In Cairo mid-level Egyptian officers can be heard "openly expressing disdain for Tantawi" and referring to him as "Mubarak's poodle," she wrote. The officers complain that as defence minister, Tantawi is incompetent and "reached his position only because of unwavering loyalty to Mubarak," Scobey's cable said.
The defence ministry reportedly fires "officers it perceives as being 'too competent'," because they may pose a threat to the regime, the cable explains. It was a similar situation in the military itself. For years, "the regime has not allowed any charismatic figures to reach the senior ranks."
Suleiman expected to fade from view
As for Suleiman, U.S. officials told NBC News that they expect him to now fade from view. According to NBC, the officials said that by asking Egyptians to halt their protests in his first speech following Mubarak's Feb. 10 address in which he was still refusing to resign, Suleiman "cast his fate with Mubarak and that hurt him with his military colleagues."
The Egyptian constitution stipulates that when a president resigns, it is the speaker of parliament (Ahmad Fathi Sorour, a Mubarak acolyte) who takes over, but what has happened in this case is essentially a military coup — although a popular one.
The constitution also requires that elections be held within 60 days, but it seems likely that the military won't respect that clause either.
Armed forces a powerful and popular institution in Egypt
The armed forces enjoy an unusual measure of prestige in Egypt. Part of it is attributable to their sheer number: with close to 500,000 troops, they are the biggest military in Africa and the 10th-largest in the world.
It is the police, not the military, who are viewed as an instrument of government oppression.
The military is also a big and influential player in the economy.
When the Scobey cable from the Cairo embassy was written in 2008, the Egyptian government had embarked on a privatization campaign as part of a package of economic reforms.
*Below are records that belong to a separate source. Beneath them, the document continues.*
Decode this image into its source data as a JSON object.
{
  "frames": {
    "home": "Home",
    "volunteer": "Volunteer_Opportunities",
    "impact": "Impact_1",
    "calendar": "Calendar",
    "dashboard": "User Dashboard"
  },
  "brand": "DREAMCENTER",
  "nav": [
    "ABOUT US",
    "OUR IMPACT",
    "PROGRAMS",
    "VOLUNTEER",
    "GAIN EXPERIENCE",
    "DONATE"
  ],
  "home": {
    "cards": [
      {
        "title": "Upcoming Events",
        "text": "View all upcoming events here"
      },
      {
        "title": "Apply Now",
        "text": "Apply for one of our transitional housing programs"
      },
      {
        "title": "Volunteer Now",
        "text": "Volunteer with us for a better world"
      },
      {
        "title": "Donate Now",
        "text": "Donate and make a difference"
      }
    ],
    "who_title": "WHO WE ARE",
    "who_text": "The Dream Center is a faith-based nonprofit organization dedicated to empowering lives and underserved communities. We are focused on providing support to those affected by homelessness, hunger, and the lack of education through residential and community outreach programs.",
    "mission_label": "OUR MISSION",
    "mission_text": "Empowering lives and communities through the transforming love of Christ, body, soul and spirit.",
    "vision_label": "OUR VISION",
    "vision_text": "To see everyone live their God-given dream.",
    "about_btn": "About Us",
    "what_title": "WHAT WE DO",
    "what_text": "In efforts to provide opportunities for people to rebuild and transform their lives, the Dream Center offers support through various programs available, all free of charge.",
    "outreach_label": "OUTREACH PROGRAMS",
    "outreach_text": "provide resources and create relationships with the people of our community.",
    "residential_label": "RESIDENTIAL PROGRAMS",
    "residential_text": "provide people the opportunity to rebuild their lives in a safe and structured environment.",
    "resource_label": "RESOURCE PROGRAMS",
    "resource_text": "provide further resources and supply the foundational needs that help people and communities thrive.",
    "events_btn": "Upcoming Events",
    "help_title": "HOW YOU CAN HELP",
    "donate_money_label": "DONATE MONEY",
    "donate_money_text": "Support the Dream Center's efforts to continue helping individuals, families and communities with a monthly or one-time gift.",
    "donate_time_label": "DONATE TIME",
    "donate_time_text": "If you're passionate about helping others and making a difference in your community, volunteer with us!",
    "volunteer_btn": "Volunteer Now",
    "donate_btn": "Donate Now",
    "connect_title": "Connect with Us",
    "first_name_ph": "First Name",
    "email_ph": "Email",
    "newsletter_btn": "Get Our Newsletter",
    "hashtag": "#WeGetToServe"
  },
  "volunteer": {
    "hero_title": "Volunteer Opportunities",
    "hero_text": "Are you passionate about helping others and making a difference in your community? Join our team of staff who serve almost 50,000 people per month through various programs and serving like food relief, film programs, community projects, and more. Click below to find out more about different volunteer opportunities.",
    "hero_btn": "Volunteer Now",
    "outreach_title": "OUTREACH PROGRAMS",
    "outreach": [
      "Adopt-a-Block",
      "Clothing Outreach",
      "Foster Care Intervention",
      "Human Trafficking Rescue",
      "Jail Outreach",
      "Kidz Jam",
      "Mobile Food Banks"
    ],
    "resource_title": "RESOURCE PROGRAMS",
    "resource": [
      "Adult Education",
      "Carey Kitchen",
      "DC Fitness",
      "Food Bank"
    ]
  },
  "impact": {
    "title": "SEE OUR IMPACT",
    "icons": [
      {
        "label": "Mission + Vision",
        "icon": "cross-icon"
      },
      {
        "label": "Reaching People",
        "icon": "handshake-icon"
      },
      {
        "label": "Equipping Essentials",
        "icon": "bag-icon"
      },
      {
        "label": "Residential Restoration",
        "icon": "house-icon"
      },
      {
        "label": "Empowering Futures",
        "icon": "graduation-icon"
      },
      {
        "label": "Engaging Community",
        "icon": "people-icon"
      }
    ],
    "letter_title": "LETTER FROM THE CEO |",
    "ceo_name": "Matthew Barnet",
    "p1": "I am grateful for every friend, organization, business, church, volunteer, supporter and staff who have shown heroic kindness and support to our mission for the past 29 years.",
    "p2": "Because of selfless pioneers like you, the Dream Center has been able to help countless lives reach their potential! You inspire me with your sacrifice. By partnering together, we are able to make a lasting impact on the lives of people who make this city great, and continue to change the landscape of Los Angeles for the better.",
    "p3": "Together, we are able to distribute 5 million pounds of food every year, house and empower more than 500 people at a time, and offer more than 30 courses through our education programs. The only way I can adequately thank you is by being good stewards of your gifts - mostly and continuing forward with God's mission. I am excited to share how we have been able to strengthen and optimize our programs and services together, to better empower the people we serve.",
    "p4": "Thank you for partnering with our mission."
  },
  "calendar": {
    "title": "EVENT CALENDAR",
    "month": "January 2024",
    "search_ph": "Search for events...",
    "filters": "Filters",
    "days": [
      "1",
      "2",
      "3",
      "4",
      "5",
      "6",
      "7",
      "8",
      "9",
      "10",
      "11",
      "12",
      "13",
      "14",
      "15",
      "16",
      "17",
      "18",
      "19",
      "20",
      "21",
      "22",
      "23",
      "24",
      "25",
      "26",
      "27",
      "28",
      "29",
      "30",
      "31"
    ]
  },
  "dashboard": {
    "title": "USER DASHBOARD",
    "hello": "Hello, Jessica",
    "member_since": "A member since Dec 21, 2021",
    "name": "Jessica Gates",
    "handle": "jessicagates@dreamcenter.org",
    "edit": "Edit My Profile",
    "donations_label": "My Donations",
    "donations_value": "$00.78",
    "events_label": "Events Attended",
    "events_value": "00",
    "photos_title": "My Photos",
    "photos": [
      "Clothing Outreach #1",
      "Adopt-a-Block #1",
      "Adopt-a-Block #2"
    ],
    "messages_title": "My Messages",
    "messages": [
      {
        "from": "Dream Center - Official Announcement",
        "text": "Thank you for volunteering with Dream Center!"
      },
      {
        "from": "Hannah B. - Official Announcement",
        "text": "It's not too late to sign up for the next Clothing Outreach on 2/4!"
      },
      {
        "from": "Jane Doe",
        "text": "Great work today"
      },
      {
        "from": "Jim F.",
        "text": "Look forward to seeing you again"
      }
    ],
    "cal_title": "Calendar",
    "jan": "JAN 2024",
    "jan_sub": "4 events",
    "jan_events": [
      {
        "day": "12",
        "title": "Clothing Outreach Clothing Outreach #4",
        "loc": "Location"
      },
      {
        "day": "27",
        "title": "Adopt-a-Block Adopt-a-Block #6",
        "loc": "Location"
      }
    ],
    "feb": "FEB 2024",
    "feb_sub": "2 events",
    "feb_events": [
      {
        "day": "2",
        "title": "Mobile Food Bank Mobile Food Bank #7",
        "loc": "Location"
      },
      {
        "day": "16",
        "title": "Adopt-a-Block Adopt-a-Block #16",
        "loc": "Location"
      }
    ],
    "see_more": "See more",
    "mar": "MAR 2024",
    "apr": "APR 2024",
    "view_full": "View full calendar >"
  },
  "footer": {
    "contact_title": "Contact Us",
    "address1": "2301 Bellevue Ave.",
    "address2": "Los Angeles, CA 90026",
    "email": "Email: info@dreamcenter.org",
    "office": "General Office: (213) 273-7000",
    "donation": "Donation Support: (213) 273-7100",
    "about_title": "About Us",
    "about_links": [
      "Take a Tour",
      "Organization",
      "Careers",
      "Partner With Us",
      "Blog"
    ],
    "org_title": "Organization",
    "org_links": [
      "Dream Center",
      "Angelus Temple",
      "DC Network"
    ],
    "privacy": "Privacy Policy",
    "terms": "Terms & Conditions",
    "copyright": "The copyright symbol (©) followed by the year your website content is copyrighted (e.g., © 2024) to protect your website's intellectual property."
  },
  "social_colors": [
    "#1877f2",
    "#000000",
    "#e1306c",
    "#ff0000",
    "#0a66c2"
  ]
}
The military resisted the reforms because it saw them, in the ambassador's view, "as a threat to its economic position."
The U.S. embassy viewed "the military's role in the economy as a force that generally stifles free market reform by increasing direct government involvement in the markets."
U.S. saw military as in decline
The military has also increased its influence through retired officers taking top jobs in the bureaucracy and other areas of Egyptian life, the cable noted.
Nevertheless, in 2008, the U.S. embassy perceived the Egyptian military as on "in intellectual and social decline, whose officers have largely fallen out of society's elite ranks."
But Robert Springborg, a professor of national security affairs at the Naval Postgraduate School in Monterey, Calif., sees the military as still the biggest actor in Egyptian political life and expects that won't change under a new regime.
Egyptians have long been taught that military and national interests are synonymous, and the military has long disguised it own role in political and civil affairs behind a "veil of civilian governance," Springborg told CBC Radio's Dispatches.
"[Egyptians] know what the military allows them to know and how it presents itself, but they do not know the reality," Springborg said.
Chances are, the military will seek to maintain this facade when shaping Egypt's next government in order to preserve its influence and privileges in the new ruling order.